Catarina Martins critica Governo por insistir em lei laboral que retira “mais direitos

Catarina Martins critica Governo por insistir em lei laboral que retira "mais direitos

Catarina Martins utilizou o feriado nacional de 1.º de Dezembro para reforçar “o direito ao descanso para aqueles que trabalham em Portugal” e lamentou a atual situação em virtude da decisão do Governo de “propor alterações laborais que dificultam ainda mais uma vida que já é complicada”.

A candidata presidencial criticou o Governo por persistir numa lei laboral que irá “retirar mais direitos” aos trabalhadores, num país onde já se labuta excessivamente por baixos salários.

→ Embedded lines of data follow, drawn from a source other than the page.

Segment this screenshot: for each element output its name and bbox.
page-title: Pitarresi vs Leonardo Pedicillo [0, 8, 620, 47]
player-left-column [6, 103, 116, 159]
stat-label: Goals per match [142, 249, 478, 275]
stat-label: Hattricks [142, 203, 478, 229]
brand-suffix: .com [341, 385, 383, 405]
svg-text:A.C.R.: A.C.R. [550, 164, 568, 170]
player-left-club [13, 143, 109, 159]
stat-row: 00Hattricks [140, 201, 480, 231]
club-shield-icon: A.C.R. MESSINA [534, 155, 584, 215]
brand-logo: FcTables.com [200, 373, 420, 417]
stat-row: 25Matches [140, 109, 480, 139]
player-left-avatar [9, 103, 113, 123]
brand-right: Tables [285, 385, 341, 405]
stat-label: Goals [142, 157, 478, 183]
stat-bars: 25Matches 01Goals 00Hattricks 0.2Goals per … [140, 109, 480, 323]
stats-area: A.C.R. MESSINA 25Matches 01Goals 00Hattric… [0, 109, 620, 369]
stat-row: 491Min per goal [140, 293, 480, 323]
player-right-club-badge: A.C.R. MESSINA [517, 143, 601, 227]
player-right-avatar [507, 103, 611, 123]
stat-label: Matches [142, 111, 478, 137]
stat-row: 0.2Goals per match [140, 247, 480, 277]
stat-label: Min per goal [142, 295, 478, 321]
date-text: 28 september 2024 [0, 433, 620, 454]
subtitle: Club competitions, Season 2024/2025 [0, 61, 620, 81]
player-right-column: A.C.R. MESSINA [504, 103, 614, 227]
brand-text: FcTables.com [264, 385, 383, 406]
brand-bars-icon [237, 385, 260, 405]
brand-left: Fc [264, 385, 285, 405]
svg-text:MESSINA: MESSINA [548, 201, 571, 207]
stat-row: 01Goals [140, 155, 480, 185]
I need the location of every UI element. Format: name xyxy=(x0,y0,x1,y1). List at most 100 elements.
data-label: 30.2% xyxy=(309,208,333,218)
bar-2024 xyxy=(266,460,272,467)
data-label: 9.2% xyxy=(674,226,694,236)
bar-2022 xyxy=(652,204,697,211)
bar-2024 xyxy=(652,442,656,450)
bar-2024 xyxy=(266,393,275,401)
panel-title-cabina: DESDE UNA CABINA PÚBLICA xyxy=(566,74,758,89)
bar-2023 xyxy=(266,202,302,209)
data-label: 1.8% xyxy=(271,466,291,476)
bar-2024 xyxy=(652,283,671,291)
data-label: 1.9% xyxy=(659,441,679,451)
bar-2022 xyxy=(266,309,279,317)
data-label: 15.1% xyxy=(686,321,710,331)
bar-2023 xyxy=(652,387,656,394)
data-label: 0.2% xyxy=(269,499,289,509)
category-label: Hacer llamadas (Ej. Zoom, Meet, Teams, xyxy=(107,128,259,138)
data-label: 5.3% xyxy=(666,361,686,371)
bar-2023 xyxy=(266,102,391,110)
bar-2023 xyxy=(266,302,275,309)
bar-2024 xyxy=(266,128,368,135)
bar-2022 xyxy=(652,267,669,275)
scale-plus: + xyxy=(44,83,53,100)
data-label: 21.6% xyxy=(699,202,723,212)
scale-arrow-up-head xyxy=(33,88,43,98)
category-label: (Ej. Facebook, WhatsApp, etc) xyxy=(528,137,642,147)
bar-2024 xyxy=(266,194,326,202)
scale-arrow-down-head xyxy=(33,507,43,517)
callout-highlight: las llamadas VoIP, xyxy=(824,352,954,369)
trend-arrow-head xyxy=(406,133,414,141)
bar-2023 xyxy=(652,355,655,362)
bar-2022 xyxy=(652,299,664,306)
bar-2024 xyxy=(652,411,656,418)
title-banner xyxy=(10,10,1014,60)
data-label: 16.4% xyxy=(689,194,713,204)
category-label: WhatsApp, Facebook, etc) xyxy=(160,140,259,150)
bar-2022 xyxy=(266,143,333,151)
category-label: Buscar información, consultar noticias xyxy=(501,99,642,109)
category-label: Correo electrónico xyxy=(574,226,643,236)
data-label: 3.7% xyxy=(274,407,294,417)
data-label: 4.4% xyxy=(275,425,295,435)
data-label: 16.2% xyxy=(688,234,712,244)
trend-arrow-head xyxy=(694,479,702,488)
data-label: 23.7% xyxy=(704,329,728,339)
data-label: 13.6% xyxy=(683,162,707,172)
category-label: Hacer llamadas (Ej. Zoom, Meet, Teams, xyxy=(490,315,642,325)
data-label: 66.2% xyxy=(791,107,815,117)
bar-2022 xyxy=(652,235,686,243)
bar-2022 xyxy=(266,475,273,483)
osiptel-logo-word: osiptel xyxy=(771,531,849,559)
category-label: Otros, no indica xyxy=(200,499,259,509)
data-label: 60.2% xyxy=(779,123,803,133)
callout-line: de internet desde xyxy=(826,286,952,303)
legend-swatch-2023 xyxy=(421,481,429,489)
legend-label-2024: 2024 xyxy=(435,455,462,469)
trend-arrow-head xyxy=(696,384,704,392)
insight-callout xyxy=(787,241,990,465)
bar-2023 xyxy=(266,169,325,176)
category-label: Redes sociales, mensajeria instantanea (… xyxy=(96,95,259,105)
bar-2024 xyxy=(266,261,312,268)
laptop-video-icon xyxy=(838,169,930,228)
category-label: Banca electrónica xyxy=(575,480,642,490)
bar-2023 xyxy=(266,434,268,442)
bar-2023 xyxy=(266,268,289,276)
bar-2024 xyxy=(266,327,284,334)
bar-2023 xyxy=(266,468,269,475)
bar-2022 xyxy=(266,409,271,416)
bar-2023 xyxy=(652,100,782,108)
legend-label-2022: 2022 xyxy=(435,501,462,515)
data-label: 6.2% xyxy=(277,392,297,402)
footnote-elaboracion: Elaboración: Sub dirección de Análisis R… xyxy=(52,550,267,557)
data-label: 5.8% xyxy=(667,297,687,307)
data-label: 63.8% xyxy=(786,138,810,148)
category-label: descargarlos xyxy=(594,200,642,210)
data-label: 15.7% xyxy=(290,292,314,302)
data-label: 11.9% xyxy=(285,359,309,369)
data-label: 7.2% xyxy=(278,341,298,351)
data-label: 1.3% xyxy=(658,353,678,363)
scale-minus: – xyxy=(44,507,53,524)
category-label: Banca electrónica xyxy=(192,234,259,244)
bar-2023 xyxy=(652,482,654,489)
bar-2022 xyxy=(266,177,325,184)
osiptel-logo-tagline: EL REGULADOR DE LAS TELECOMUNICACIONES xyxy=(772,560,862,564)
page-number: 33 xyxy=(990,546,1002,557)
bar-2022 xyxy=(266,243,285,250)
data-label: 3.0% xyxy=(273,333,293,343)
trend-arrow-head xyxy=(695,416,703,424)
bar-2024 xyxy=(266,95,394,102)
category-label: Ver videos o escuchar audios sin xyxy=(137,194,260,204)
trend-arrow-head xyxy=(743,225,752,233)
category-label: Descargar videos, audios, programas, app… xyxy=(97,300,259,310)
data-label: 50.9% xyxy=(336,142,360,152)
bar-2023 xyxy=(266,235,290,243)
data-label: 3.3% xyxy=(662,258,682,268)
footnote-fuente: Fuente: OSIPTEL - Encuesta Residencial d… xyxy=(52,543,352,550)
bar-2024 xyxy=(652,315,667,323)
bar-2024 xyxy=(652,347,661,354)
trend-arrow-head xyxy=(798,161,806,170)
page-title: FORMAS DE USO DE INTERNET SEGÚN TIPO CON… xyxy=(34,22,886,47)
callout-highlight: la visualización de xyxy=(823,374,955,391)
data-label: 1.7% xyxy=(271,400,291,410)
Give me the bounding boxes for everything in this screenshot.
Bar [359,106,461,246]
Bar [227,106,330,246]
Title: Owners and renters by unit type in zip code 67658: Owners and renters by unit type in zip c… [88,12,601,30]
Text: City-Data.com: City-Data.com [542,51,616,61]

“Em Portugal, trabalha-se quase três horas a mais por semana em comparação com a média europeia, enquanto os salários estão abaixo dessa média. O Governo está a pedir que os trabalhadores aceitem mais horas de trabalho e menos remuneração. Hoje, 1.º de Dezembro, dia que simboliza o direito ao descanso, também é o primeiro dia do mês em que está prevista uma greve geral”, afirmou aos jornalistas, referindo-se às eleições presidenciais de 18 de janeiro de 2026.

A eurodeputada do Bloco de Esquerda lembrou que greves gerais não são comuns na democracia e que a última paralisação deste tipo em Portugal ocorreu durante o período da troika.

“Historicamente, houve poucas greves gerais, e agora teremos uma, provocada pela insistência do Governo em alterar a legislação laboral, que ainda reduzirá mais o direito ao descanso em um país onde já se trabalha tanto por tão pouco”, destacou.

Catarina Martins expressou ainda seu desagrado por chegarmos ao dia 1.º de Dezembro “sem que o Governo tenha recuado” e sem ter “dado qualquer sinal de entender” que em Portugal é necessário aumentar o emprego qualificado, com melhores salários e menos horas de trabalho, ao invés de reduzir salários e aumentar horas.

Quando questionada sobre a possibilidade de o Governo decretar uma requisição civil, respondeu que o executivo “não deve criar suspeições sobre os trabalhadores que planeiam fazer greve e que sempre cumpriram com os serviços mínimos”, considerando “um absurdo” gerar desconfianças sobre sindicatos e trabalhadores.

“O Governo precisa, sim, de entender que deve recuar e propor uma mudança na legislação trabalhista”, afirmou, enfatizando que a proposta atual do Governo não teria respaldo no Tribunal Constitucional.

A greve geral está marcada para 11 de dezembro e é convocada pelas centrais sindicais CGTP-IN e UGT.